The interrupt stack is sometimes interesting, for example when the
interrupt was caused by logic operating at the interrupt level. In
this case, it is probably not so interesting since fault was probably
caused by normal task code and the interrupt stack probably just shows
the normal operation of the interrupt handling logic.
Full Stack Analysis
-------------------
What I have proposed here is just skimming through the stack, finding
and interpreting interesting addresses. Sometimes you need more
information and you need to analyze the stack in more detail. That is
also possible because every word on the stack is there because of an
explicit push instruction in the code (usually a push instruction on
Cortex-M or an stmdb instruction in other ARM architectures).
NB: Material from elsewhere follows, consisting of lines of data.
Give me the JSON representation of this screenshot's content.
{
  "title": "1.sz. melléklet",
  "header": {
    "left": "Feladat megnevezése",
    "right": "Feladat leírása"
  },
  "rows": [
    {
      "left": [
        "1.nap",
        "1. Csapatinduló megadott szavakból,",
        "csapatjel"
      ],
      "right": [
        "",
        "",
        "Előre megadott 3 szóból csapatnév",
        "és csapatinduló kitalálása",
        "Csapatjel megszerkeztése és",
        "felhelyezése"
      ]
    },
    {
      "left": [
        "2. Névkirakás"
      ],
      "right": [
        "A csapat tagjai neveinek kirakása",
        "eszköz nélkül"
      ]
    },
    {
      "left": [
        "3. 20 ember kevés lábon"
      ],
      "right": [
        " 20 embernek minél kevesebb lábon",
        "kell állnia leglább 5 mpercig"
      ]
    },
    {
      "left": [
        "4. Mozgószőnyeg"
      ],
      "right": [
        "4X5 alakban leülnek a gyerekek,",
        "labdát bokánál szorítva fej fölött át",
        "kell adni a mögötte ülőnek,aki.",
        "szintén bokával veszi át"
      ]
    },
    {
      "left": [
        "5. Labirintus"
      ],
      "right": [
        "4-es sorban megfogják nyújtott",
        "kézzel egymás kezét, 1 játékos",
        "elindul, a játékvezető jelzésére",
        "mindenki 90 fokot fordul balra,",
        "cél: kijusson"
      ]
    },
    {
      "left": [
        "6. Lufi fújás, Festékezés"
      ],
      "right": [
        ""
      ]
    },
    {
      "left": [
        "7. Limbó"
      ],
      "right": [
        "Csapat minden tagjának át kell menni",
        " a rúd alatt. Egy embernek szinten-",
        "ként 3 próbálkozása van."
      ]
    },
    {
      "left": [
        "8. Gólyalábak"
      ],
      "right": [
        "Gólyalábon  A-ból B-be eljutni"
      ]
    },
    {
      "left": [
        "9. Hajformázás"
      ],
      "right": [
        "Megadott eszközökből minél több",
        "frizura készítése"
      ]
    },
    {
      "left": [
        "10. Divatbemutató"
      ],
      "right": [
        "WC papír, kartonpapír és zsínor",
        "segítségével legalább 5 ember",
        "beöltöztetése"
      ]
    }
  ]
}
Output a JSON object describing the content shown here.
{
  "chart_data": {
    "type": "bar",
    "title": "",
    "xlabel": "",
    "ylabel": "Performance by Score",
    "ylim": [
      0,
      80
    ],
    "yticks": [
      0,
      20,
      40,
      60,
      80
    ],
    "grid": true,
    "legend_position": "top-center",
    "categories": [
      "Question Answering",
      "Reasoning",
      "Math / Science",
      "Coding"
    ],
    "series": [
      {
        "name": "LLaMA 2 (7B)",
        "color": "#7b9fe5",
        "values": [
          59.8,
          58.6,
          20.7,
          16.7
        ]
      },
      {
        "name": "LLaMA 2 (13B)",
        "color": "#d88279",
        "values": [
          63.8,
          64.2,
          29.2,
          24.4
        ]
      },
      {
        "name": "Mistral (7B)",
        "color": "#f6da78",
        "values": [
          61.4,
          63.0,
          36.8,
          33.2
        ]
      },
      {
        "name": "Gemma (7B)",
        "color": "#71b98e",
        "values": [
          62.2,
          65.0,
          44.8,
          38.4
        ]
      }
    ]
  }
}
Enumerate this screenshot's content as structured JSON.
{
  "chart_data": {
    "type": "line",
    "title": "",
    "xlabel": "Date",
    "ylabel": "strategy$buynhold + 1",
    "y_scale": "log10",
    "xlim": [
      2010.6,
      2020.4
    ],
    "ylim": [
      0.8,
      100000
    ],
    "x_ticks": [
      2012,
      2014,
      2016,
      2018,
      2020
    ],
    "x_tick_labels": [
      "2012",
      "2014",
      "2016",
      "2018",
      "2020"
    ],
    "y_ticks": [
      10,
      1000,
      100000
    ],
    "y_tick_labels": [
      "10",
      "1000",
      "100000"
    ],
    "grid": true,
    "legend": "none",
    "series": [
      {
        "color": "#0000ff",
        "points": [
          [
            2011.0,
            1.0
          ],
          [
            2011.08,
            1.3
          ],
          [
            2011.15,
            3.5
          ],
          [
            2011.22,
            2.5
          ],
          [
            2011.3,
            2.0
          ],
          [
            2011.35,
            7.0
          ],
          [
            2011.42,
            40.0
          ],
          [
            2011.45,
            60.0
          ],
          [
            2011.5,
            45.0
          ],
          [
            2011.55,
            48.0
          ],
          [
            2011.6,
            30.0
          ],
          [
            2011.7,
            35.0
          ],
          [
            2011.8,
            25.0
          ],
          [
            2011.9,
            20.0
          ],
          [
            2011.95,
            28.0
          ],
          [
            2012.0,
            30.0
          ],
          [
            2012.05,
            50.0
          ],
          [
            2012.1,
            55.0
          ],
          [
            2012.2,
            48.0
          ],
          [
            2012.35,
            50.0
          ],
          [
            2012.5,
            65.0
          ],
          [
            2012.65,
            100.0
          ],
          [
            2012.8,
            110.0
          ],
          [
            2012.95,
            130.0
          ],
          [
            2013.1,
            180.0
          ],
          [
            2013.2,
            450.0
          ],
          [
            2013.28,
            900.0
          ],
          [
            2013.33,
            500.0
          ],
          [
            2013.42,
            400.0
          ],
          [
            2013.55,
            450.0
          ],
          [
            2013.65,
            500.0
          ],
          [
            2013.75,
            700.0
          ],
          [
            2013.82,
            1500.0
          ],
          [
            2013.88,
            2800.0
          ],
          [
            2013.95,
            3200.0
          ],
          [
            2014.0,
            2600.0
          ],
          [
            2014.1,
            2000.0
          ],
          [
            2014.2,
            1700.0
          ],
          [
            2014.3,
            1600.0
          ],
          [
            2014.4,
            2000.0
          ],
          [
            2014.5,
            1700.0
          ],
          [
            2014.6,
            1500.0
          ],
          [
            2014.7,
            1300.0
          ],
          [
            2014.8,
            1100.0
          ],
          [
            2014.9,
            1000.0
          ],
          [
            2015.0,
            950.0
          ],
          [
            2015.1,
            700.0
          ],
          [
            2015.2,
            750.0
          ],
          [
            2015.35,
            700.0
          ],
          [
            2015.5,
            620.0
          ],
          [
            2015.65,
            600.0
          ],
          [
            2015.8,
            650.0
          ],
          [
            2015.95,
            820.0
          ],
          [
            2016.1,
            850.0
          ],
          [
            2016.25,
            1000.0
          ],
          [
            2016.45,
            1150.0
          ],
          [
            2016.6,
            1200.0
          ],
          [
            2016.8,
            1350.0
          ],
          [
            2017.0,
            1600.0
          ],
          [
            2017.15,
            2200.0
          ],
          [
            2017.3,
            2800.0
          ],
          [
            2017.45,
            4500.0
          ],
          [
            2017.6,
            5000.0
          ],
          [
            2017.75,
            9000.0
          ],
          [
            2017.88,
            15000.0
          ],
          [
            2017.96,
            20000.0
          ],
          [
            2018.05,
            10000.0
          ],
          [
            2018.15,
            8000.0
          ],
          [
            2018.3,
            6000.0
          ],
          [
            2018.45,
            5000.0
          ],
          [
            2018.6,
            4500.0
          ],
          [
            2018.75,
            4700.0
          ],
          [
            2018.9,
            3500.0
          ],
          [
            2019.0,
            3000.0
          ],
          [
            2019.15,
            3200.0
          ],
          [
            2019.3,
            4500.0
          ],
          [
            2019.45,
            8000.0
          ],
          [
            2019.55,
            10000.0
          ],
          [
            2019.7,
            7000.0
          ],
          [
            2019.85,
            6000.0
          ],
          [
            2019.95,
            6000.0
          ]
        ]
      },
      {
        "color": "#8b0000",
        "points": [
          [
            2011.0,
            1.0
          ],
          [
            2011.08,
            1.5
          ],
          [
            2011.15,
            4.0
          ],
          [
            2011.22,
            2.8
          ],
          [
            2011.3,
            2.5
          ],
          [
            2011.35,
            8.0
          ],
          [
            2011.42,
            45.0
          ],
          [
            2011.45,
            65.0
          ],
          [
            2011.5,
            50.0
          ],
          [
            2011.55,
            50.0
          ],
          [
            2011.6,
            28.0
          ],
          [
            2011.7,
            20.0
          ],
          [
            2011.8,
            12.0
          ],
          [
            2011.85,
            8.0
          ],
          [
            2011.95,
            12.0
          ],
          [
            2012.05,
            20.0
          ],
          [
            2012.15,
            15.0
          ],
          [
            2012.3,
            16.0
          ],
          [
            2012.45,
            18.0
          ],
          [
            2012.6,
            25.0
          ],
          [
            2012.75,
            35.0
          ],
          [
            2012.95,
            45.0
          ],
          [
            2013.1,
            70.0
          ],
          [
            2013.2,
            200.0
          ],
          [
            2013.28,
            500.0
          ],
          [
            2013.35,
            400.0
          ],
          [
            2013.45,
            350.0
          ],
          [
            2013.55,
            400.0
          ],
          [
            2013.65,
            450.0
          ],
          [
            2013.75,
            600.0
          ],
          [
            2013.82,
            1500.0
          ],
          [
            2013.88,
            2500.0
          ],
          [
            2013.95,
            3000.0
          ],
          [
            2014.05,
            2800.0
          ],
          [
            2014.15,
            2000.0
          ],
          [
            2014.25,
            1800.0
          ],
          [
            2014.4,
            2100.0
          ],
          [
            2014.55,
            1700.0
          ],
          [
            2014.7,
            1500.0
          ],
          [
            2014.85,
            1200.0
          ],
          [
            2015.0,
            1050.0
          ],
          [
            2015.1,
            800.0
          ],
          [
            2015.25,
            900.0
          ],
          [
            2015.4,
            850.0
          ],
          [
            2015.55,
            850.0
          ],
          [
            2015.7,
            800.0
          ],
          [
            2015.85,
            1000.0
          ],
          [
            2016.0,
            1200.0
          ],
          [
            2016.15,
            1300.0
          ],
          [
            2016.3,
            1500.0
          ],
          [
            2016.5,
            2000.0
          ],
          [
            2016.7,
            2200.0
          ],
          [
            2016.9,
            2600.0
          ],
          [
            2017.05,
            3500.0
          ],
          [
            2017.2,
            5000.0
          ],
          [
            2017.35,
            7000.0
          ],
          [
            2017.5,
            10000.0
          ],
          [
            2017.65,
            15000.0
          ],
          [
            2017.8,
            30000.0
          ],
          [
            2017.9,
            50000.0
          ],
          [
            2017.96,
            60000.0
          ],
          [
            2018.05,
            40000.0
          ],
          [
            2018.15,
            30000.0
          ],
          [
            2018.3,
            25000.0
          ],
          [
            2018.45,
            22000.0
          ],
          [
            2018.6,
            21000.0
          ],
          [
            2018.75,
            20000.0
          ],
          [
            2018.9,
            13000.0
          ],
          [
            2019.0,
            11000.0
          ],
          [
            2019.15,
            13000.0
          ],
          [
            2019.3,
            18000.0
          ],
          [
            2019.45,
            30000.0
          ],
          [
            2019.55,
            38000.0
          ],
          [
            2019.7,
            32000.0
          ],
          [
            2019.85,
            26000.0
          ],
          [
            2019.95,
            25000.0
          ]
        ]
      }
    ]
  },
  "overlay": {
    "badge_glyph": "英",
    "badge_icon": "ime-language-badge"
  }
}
This is
painstaking work but can also be done to provide a more detailed
answer to "what happened?"
Recovering State at the Time of the Hardfault
=============================================
Here is another tip from Mike Smith:
.. epigraph::
"... for systems like NuttX where catching hardfaults is difficult,
you can recover the faulting PC, LR and SP (by examining the
exception stack), then write these values back into the appropriate
processor registers (adjust the PC as necessary for the fault).
"This will put you back in the application code at the point at
which the fault occurred. Some local variables will show as having
invalid values (because at the time of the fault they were live in
registers and have been overwritten by the exception handler), but
the stack frame, function arguments etc. should all show correctly."